Research

Social Security Reduces Inequality in Retirement Wealth

January 1, 2020

Brief— Social Security benefits are progressive and reduce the unequal distribution of retirement wealth generated by a broken employer-based retirement systemSocial Security benefits are progressive and reduce the unequal distribution of retirement wealth generated by a broken employer-based retirement system.

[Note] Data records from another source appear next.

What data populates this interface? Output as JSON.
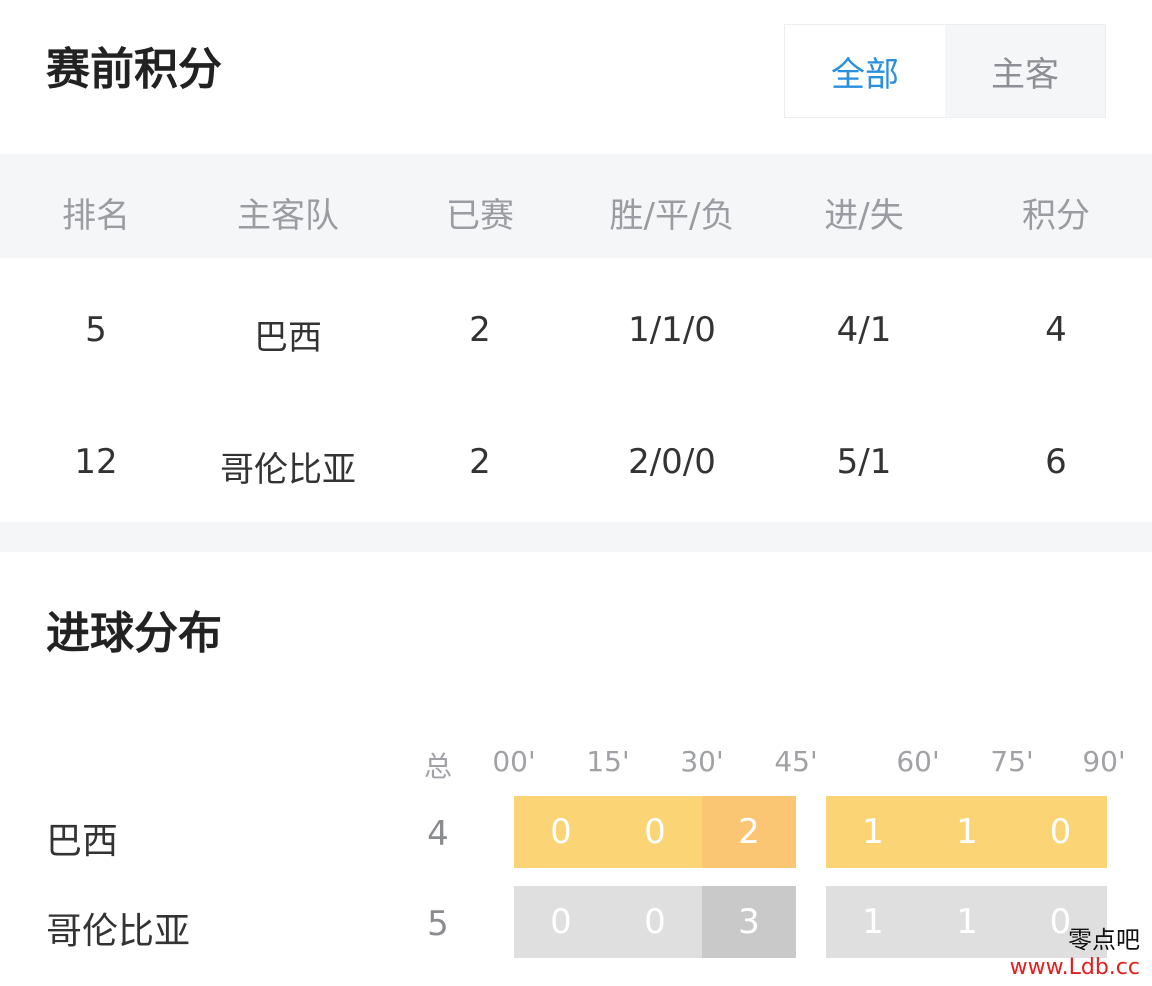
{
  "standings": {
    "title": "赛前积分",
    "tabs": [
      {
        "label": "全部",
        "active": true
      },
      {
        "label": "主客",
        "active": false
      }
    ],
    "columns": [
      "排名",
      "主客队",
      "已赛",
      "胜/平/负",
      "进/失",
      "积分"
    ],
    "rows": [
      [
        "5",
        "巴西",
        "2",
        "1/1/0",
        "4/1",
        "4"
      ],
      [
        "12",
        "哥伦比亚",
        "2",
        "2/0/0",
        "5/1",
        "6"
      ]
    ]
  },
  "goals": {
    "title": "进球分布",
    "total_label": "总",
    "time_labels": [
      "00'",
      "15'",
      "30'",
      "45'",
      "60'",
      "75'",
      "90'"
    ],
    "teams": [
      {
        "name": "巴西",
        "total": "4",
        "first_half": [
          "0",
          "0",
          "2"
        ],
        "second_half": [
          "1",
          "1",
          "0"
        ],
        "color": "#fad475",
        "highlight": "#fbc673"
      },
      {
        "name": "哥伦比亚",
        "total": "5",
        "first_half": [
          "0",
          "0",
          "3"
        ],
        "second_half": [
          "1",
          "1",
          "0"
        ],
        "color": "#dfdfdf",
        "highlight": "#c9c9c9"
      }
    ]
  },
  "watermark": {
    "line1": "零点吧",
    "line2": "www.Ldb.cc"
  },
  "colors": {
    "accent": "#2b8fdb",
    "header_bg": "#f5f6f8"
  }
}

Authors: Teresa Ghilarducci, Siavash Radpour, and Anthony Webb

Highlights from ReLab's policy note include:

  • Social Security reduces - but does not eliminate - retirement wealth inequality.
  • For typical workers age 51-56, accrued Social Security benefits exceed employer-sponsored
    retirement wealth. Median Social Security wealth amounts to $81,900 compared with $67,000 in
    employer-sponsored retirement plans.
  • At ages 51-56, the typical low-wage worker (in the lowest 20% of earnings) has no retirement
    wealth. The typical high-wage worker (in the highest 20% of earnings) has wealth equal to almost
    two and a half times their earnings.
  • Adding accrued Social Security benefits to retirement wealth decreases the retirement wealth gap
    between low and high earners from two and a half times earnings to just over half a year’s earnings.

While adding accrued Social Security benefits to retirement wealth decreases the retirement wealth gap between low and high earners and keeps retirees out of poverty, American workers still face a retirement crisis. Policymakers need to strengthen and expand Social Security and mandate employer-sponsored retirement plans to ensure universal coverage and adequate retirement income.